Low levels of progesterone, estrogen and depression
Learning Center » Depression
Depression and Your Hormones
"Evidence shows that depression relates directly to a woman's hormone levels ... Low levels of estrogen or progesterone can be major contributors."
Modern epidemiology, the study of health and illness, confirms that depression is more common in women than in men. Whether we look at hospital admissions, population studies, suicide attempts or prescription of antidepressants, women top men in nearly every category. Evidence shows that depression relates directly to a woman's hormone levels.
Peaks of depression occur at times of hormonal fluctuation in: 1) the premenstrual phase, 2) the postpartum phase, and 3) the climacteric perimenopausal phase, particularly in the one or two years before the periods cease.
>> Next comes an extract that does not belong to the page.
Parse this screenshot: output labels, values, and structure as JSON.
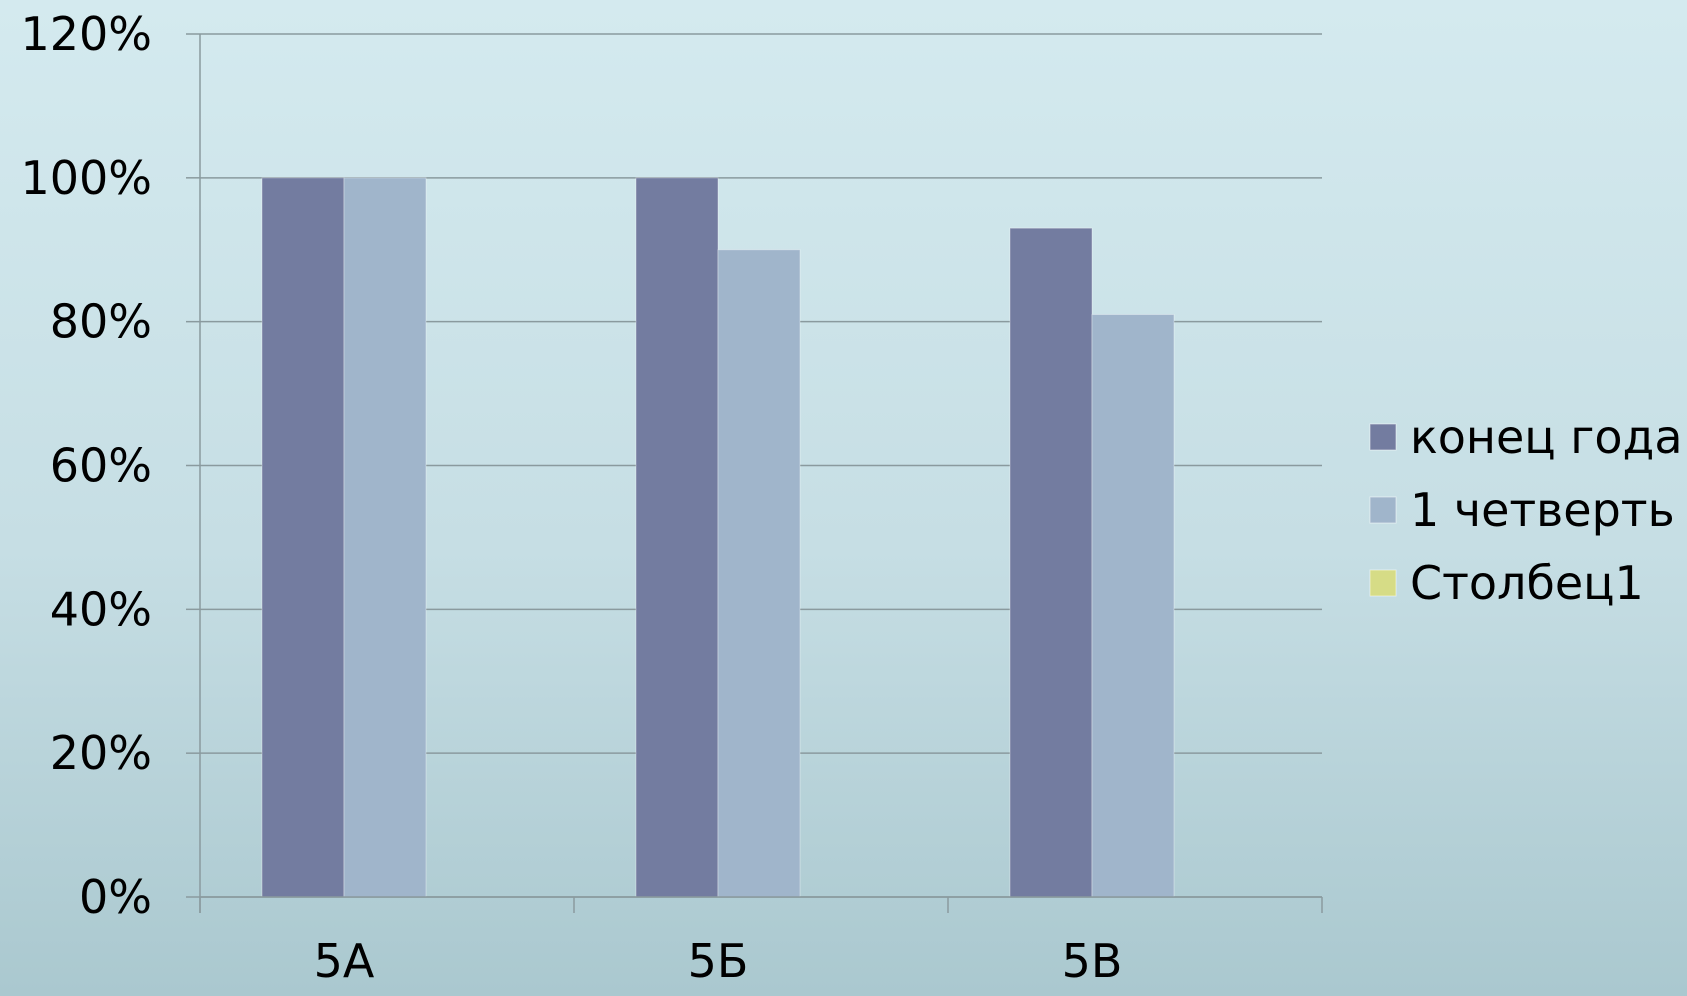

Low levels of estrogen or progesterone can be major contributors to depression. For example, during pregnancy, progesterone levels skyrocket causing some women to report that their lupus or rheumatoid arthritis temporarily subsides. This is due to increased levels of progesterone. Conversely, a woman's progesterone levels decrease naturally after she gives birth to a baby. Excessive drops in progesterone cause postpartum depression or the "baby blues."
In 2004, we kept track of the number of women who came to our Center and were taking antidepressant medication. An astounding 71% of the women were taking Prozac, Wellbutrin, Lexapro or Celexa despite the fact that the majority only felt tired and not depressed. In the majority of cases, the women felt their physician prescribed the medication because they were unable to identify any other issues.